The preceding three parts are separated with forward slashes (/). A single path of the current task can contain multiple forward slashes (/), indicating that a multi-level path is used. After a file is uploaded to OSS, the complete path is: the OSS server path + the path of the current task. The name of the exported file must be included in outfile_path.

table_name

The name of the table from which you want to export data to OSS.

Examples

  1. Create an OSS server.

    CREATE SERVER outserver FOREIGN DATA WRAPPER oss OPTIONS ( EXTRA_SERVER_INFO '{"oss_endpoint": "oss-cn-zhangjiakou-internal.aliyuncs.com", "oss_bucket": "polardb", "oss_access_key_id": "*******", "oss_access_key_secret": "********", "oss_prefix":"B_outfile"}');
    Note

    Set oss_endpoint to an internal endpoint in the oss-{xxx}-internal.aliyuncs.com format.

  2. Export the local data file to OSS. In the following sample code, the file that is exported to OSS is oss://polardb/B_outfile/tpch/1t/parallel-lineitem.TXT, the bucket name is polardb, and the path of the file is B_outfile/tpch/1t/parallel-lineitem.TXT.

    SELECT * FROM lineitem INTO OSSOUTFILE 'outserver/tpch/1t/parallel-lineitem.TXT' COLUMNS TERMINATED BY ',' OPTIONALLY ENCLOSED BY '"' NULL_MARKER BY 'NULL' LINES TERMINATED BY '\n';

    If the cluster version is PolarDB for MySQL 8.0.1.1.38 or later, you can execute the following statement to view the total memory size and the total number of threads that are occupied by the current export task in real time:

    • View the total memory size occupied by the export task in real time. Unit: bytes.
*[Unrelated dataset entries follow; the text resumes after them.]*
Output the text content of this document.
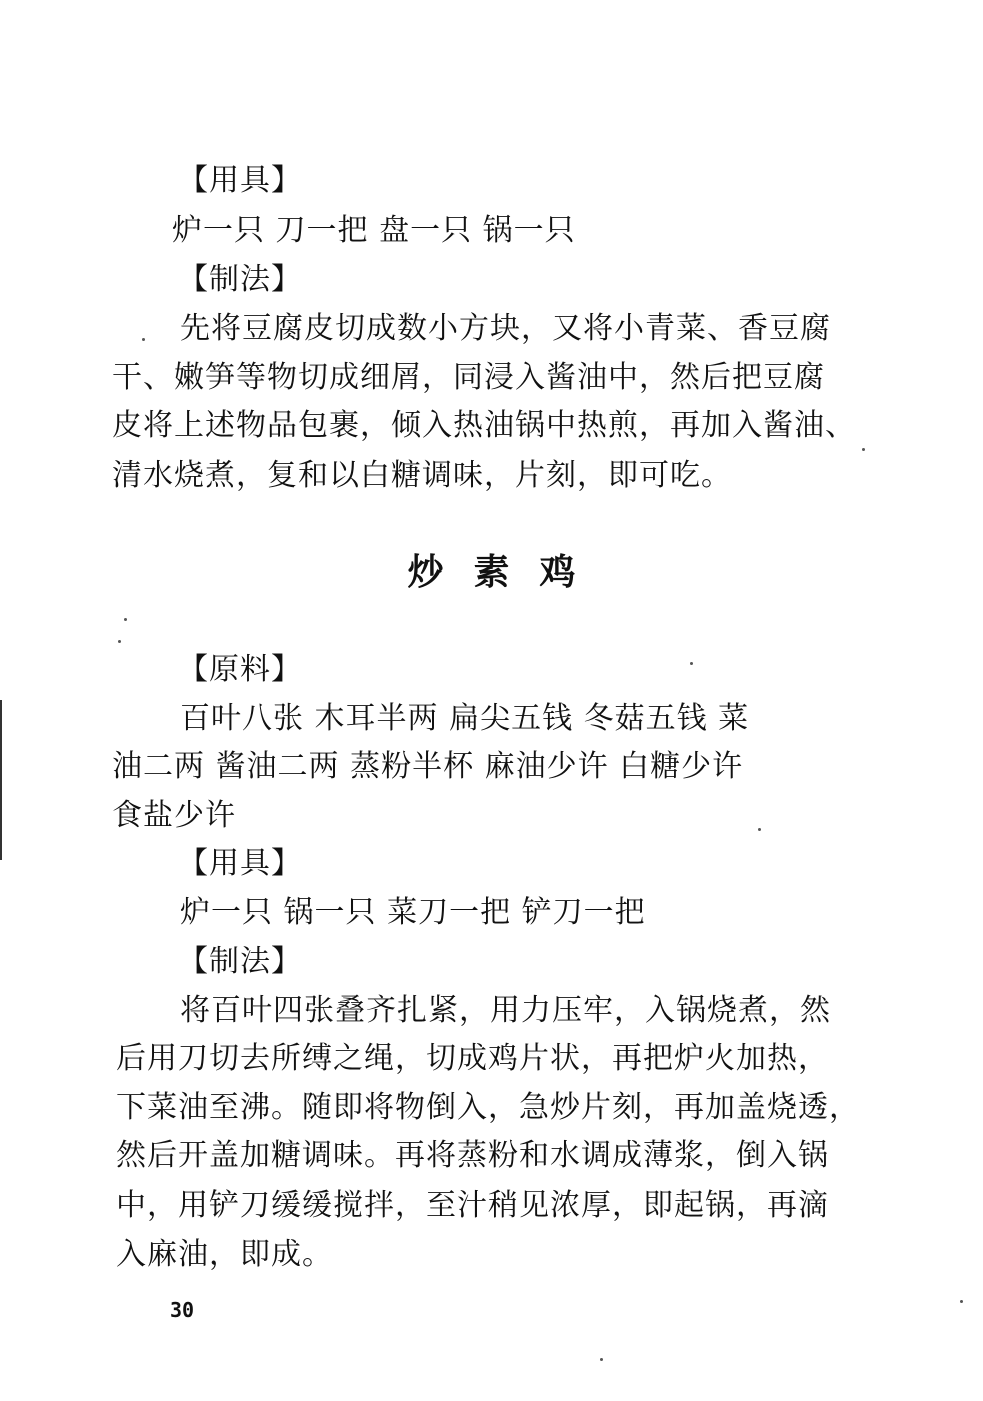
【用具】
炉一只 刀一把 盘一只 锅一只
【制法】
先将豆腐皮切成数小方块，又将小青菜、香豆腐
干、嫩笋等物切成细屑，同浸入酱油中，然后把豆腐
皮将上述物品包裹，倾入热油锅中热煎，再加入酱油、
清水烧煮，复和以白糖调味，片刻，即可吃。
炒素鸡
【原料】
百叶八张 木耳半两 扁尖五钱 冬菇五钱 菜
油二两 酱油二两 蒸粉半杯 麻油少许 白糖少许
食盐少许
【用具】
炉一只 锅一只 菜刀一把 铲刀一把
【制法】
将百叶四张叠齐扎紧，用力压牢，入锅烧煮，然
后用刀切去所缚之绳，切成鸡片状，再把炉火加热，
下菜油至沸。随即将物倒入，急炒片刻，再加盖烧透，
然后开盖加糖调味。再将蒸粉和水调成薄浆，倒入锅
中，用铲刀缓缓搅拌，至汁稍见浓厚，即起锅，再滴
入麻油，即成。
30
      SHOW STATUS LIKE "%Oss_outfile_memory_used%";
    • View the total number of threads occupied by the export task in real time.

      SHOW STATUS LIKE "%Oss_outfile_threads_running%";
    Note

    When you connect to a cluster endpoint to execute an export task on a node, you can query information about memory resources used by the export statement only when you execute the SHOW STATUS statement on the same node.

Issues

If the ERROR 1086 (HY000): File 'xxxx' already exists error message is returned, a file with the same name already exists in the current OSS bucket.

You can resolve this issue in the following two ways:

  • Manually delete the existing file on OSS and execute the SELECT INTO OSSOUTFILE statement again.

  • Use the OSS_REPLACE_EXISTED_FILE() hint to forcibly overwrite the existing file. Example:

    SELECT /*+ OSS_REPLACE_EXISTED_FILE() */ * FROM lineitem INTO OSSOUTFILE 'outserver/tpch/1t/parallel-lineitem.TXT' COLUMNS TERMINATED BY '|@|' OPTIONALLY ENCLOSED BY '"' NULL_MARKER BY "" LINES TERMINATED BY '\n';
    Note
    • If you use the preceding hint, the existing file in OSS is forcibly overwritten. If you disable the OSS versioning feature, the overwritten file cannot be retrieved. Proceed with caution. For more information about how to enable the OSS versioning feature, see Overview.

    • To use hints, your PolarDB cluster must use one of the following versions:

      • A PolarDB for MySQL 8.0.2 cluster whose revision version is 8.0.2.2.9 or later.

      • A PolarDB for MySQL 8.0.1 cluster whose revision version is 8.0.1.1.31 or later.